HLS-like languages are an input to Calyx. For example, we're currently building a Vivado alternative using Calyx and the frontend there does the pipelining for us. Calyx then goes in and performs a bunch of other optimizations.
A big edge we have is that Calyx supports both statically-scheduled circuits (where the latencies of things are known) and dynamically-scheduled circuits (where latency is not known). Because of this, we have been able to do optimizations in this new flow that take advantage of both.
This is great to hear. It might be nice to bubble those examples up to your Github page along with some diagrams and logic/resource results after synthesis (i.e. how many LUTs, BRAM, etc).
It's easy for people to do a lot of naysaying, it's a lot harder to try and actually do something evolutionary, let alone revolutionary. Please keep posting with up-to-date results.
Author of Calyx here. I always find these arguments quite reductive but will nonetheless entertain them.
"Developing Hardware is a solved problem"
For which audience specifically? Maybe if you consider giant teams at large corps pouring in millions. Is it a solved problem for hobbyists, students, people who're just curious? Most people who're curious about software can go play with it in 15 mins. For hardware, it's more like months.
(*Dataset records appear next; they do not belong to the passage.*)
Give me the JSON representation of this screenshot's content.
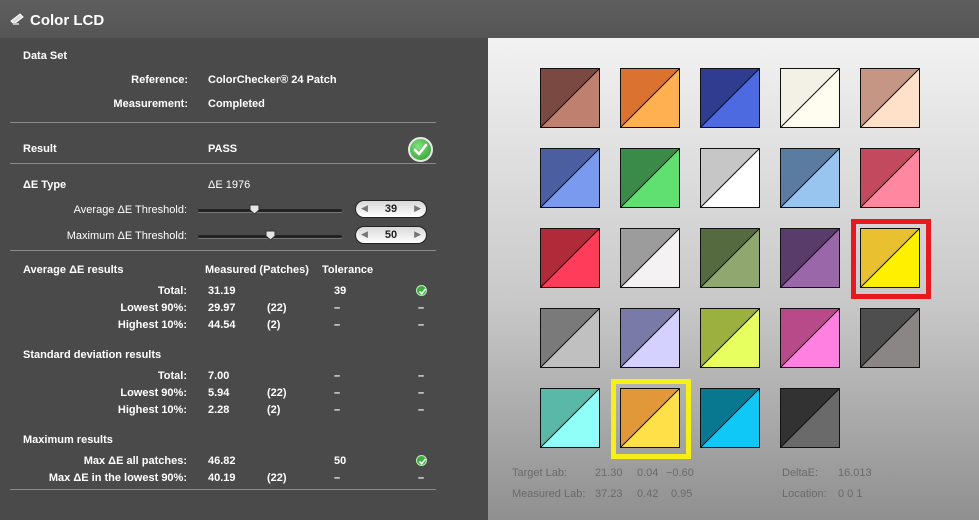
{
  "window": {
    "title": "Color LCD"
  },
  "dataset": {
    "header": "Data Set",
    "reference_label": "Reference:",
    "reference_value": "ColorChecker® 24 Patch",
    "measurement_label": "Measurement:",
    "measurement_value": "Completed"
  },
  "result": {
    "label": "Result",
    "value": "PASS"
  },
  "delta_e": {
    "type_label": "ΔE Type",
    "type_value": "ΔE 1976",
    "avg_threshold_label": "Average  ΔE Threshold:",
    "avg_threshold_value": "39",
    "avg_slider_fraction": 0.39,
    "max_threshold_label": "Maximum ΔE Threshold:",
    "max_threshold_value": "50",
    "max_slider_fraction": 0.5
  },
  "average": {
    "header": "Average ΔE results",
    "col_measured": "Measured (Patches)",
    "col_tolerance": "Tolerance",
    "rows": [
      {
        "label": "Total:",
        "measured": "31.19",
        "patches": "",
        "tolerance": "39",
        "status": "check"
      },
      {
        "label": "Lowest 90%:",
        "measured": "29.97",
        "patches": "(22)",
        "tolerance": "–",
        "status": "–"
      },
      {
        "label": "Highest 10%:",
        "measured": "44.54",
        "patches": "(2)",
        "tolerance": "–",
        "status": "–"
      }
    ]
  },
  "stddev": {
    "header": "Standard deviation results",
    "rows": [
      {
        "label": "Total:",
        "measured": "7.00",
        "patches": "",
        "tolerance": "–",
        "status": "–"
      },
      {
        "label": "Lowest 90%:",
        "measured": "5.94",
        "patches": "(22)",
        "tolerance": "–",
        "status": "–"
      },
      {
        "label": "Highest 10%:",
        "measured": "2.28",
        "patches": "(2)",
        "tolerance": "–",
        "status": "–"
      }
    ]
  },
  "maximum": {
    "header": "Maximum results",
    "rows": [
      {
        "label": "Max ΔE all patches:",
        "measured": "46.82",
        "patches": "",
        "tolerance": "50",
        "status": "check"
      },
      {
        "label": "Max ΔE in the lowest 90%:",
        "measured": "40.19",
        "patches": "(22)",
        "tolerance": "–",
        "status": "–"
      }
    ]
  },
  "patches": [
    {
      "target": "#7a4a42",
      "measured": "#c08070"
    },
    {
      "target": "#dc7230",
      "measured": "#ffb050"
    },
    {
      "target": "#2f3c90",
      "measured": "#4e6ae0"
    },
    {
      "target": "#f3f0e6",
      "measured": "#fffcf0"
    },
    {
      "target": "#c59684",
      "measured": "#ffe0c8"
    },
    {
      "target": "#4a5ea0",
      "measured": "#7a9af0"
    },
    {
      "target": "#3a8a4a",
      "measured": "#60e070"
    },
    {
      "target": "#c6c6c6",
      "measured": "#ffffff"
    },
    {
      "target": "#5a7ca0",
      "measured": "#98c4f0"
    },
    {
      "target": "#c34a5e",
      "measured": "#ff88a0"
    },
    {
      "target": "#b02a3a",
      "measured": "#ff3c5a"
    },
    {
      "target": "#9c9c9c",
      "measured": "#f4f2f2"
    },
    {
      "target": "#566a40",
      "measured": "#90a870"
    },
    {
      "target": "#5a3c6a",
      "measured": "#9a68a8"
    },
    {
      "target": "#e8c030",
      "measured": "#fff000"
    },
    {
      "target": "#7a7a7a",
      "measured": "#c0c0c0"
    },
    {
      "target": "#7a7aa8",
      "measured": "#d4d0ff"
    },
    {
      "target": "#9cb040",
      "measured": "#e8ff60"
    },
    {
      "target": "#b84a8a",
      "measured": "#ff80e0"
    },
    {
      "target": "#4e4e4e",
      "measured": "#8a8686"
    },
    {
      "target": "#5ab8a8",
      "measured": "#90fff8"
    },
    {
      "target": "#e09838",
      "measured": "#ffe048"
    },
    {
      "target": "#087890",
      "measured": "#10c8f8"
    },
    {
      "target": "#323232",
      "measured": "#6a6a6a"
    }
  ],
  "highlights": {
    "red_index": 14,
    "yellow_index": 21
  },
  "info": {
    "target_label": "Target Lab:",
    "target_l": "21.30",
    "target_a": "0.04",
    "target_b": "−0.60",
    "measured_label": "Measured Lab:",
    "measured_l": "37.23",
    "measured_a": "0.42",
    "measured_b": "0.95",
    "deltae_label": "DeltaE:",
    "deltae_value": "16.013",
    "location_label": "Location:",
    "location_value": "0 0 1"
  },
  "colors": {
    "pass_green": "#3bb03b",
    "highlight_red": "#e8191c",
    "highlight_yellow": "#f7ef18"
  }
}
"If you need pseudo-DSL ..."
Weirdly gatekeepy. Why should hardware be only used by experts? There's lot you could've said about it being hard to optimize hardware well (which is challenging with HDLs too) but instead choose this argument.
"You cannot abstract away this engineering task"
The goal of research is to try to do things differently. We already know how to build hardware using HDLs, with waterfall models and giant teams. We want to figure out if there are better ways to do it.
The VLSI revolution wouldn't have happened if randos on the internet kept complaining about how "we already know how to do full custom design" and "you cannot abstract physics". We did before, and it changed the world. Let's have some optimism.
I think the developer did a great job for at least trying. I'm no hardware design expert, but the amount of work done shows. Plus it's reproducible research. If you're so sure about the quality and utility of the work done, you can get the artifacts, reproduce the toolchain, and write a nice rebuttal about it, and maybe even suggest improvements to the work done. Who knows.
I think, failure is a way better outcome than not trying in the first place.
It was not my intent to be discouraging towards the project, but rather than a frustration about a consistently misplaced attention from outsiders and science/research community.
But again, this notion of "outsiders" is very gatekeepy. There have been substaintial successes in using high-level programming models for hardware design.
The Google VCU paper explicitly mentions using such tools made them faster. All of these is enabled by people looking at problems with a fresh perspective
I don't have a horse in this race, and maybe the root comment came off as flippant and disparaging. But I'm not reading "outsiders" as being what you say "gatekeeping".
Maybe another perspective is that "outsiders" may not have the same view of the issue as experts in the field and may not (historically, in OP's experience) seem to want to work together with the experts to develop this view. Handwaving away complexities and not willing to get hands dirty is something I've seen as well so maybe I'm a bit more empathetic, but cold shoulders from "experts" towards newcomers is definitely a thing.
Both of which could help both sides - bring more depth to the fresh view of the "outsiders" and actually bring valuable freshness to the depth of the "experts".
"outsiders" can often bring a new perspective. There are many people who overlap both the hardware and software worlds (I consider myself one of them having started out in hardware and then moving over to the software side in EDA). Without those kinds of people you wouldn't have the kinds of EDA tools you have now.
> misplaced attention from outsiders and science/research community.
Come join the software side and work on the tools you want to see.
[OP] Yup, that was the intent. I've seen a lot of academic and industrial hand wringing about not wanting to build a compiler because it's an overkill for the solution only to have the people come back 6 months later having built a compiler.
I'm not saying everyone should build a compiler for everything–but when you should build a compiler, you really should bite the bullet and build a compiler.
The premise of Calyx is you're generating hardware designs from high-level code which has a lot more structure than arbitrary HDL code and the compiler will use that extra structure to automatically do optimizations that cannot be done over arbitrary HDL code.